The LA Times is reporting a shocking finding: men are doing the grocery shopping! In other news, they also apparently buy clothes, change diapers, and book swimming lessons. Will wonders never cease. The Times tells us that the grocery retailers are finally waking up to this supposed gender revolution:
The nation’s biggest food and personal products manufacturers are taking notice, trying to market products and adjust store layouts to cater to men. It’s a paradigm shift for the $560-billion retail food industry that has patently referred to the primary customer as “she,” focusing marketing and advertising firepower on women, and mothers in particular — sometimes making fun of dads in the process.
This type of analysis is as superficial as it is insulting. Men eat food. Men love food. Men cook food. Men shop for food. Trying to “adjust store layouts to cater to men” is short-hand for “caving to stereotypes about masculinity.” To really understand men and groceries, you need to spend a lot of time with a lot of men.
An amazing sight: a man shopping for food -- LA Times
In our work, we recently did a study about a food category and men. We showed our client that food has implicit gender “maps” to it. You can pattern food to this gender map, but don’t insult your customers. Don’t cave to the easy stereotype of “meat and potatoes = man.” Men, just like women, are diverse in their understanding of food.
To illustrate, we developed this framework.
Just because “steak” is masculine doesn’t mean most men want steak or identify with that type of masculinity.
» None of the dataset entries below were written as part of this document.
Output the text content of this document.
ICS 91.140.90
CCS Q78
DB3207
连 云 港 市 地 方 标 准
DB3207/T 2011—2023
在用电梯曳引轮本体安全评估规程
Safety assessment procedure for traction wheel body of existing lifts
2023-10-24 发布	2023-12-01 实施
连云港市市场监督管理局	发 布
Remember that masculinity (just like femininity) isn’t a “must have” but a “should do” that we all grapple with, and some of us ultimately reject.
The Times goes on to profile P&G and Kraft’s attempts to understand men and their grocery shopping. We approve of their ethnographic approach in general, though we would want our clients to know that there is not one single category called “men.” You can’t be sure to be successful with “men” if you have a single idea of who a “man” is.
If grocery stores want to “cater to” men, they need to first understand that masculinity is a social construct. From there, they can make their in-store experiences more attuned to implicit gender maps that customers hold in their minds when they walk in.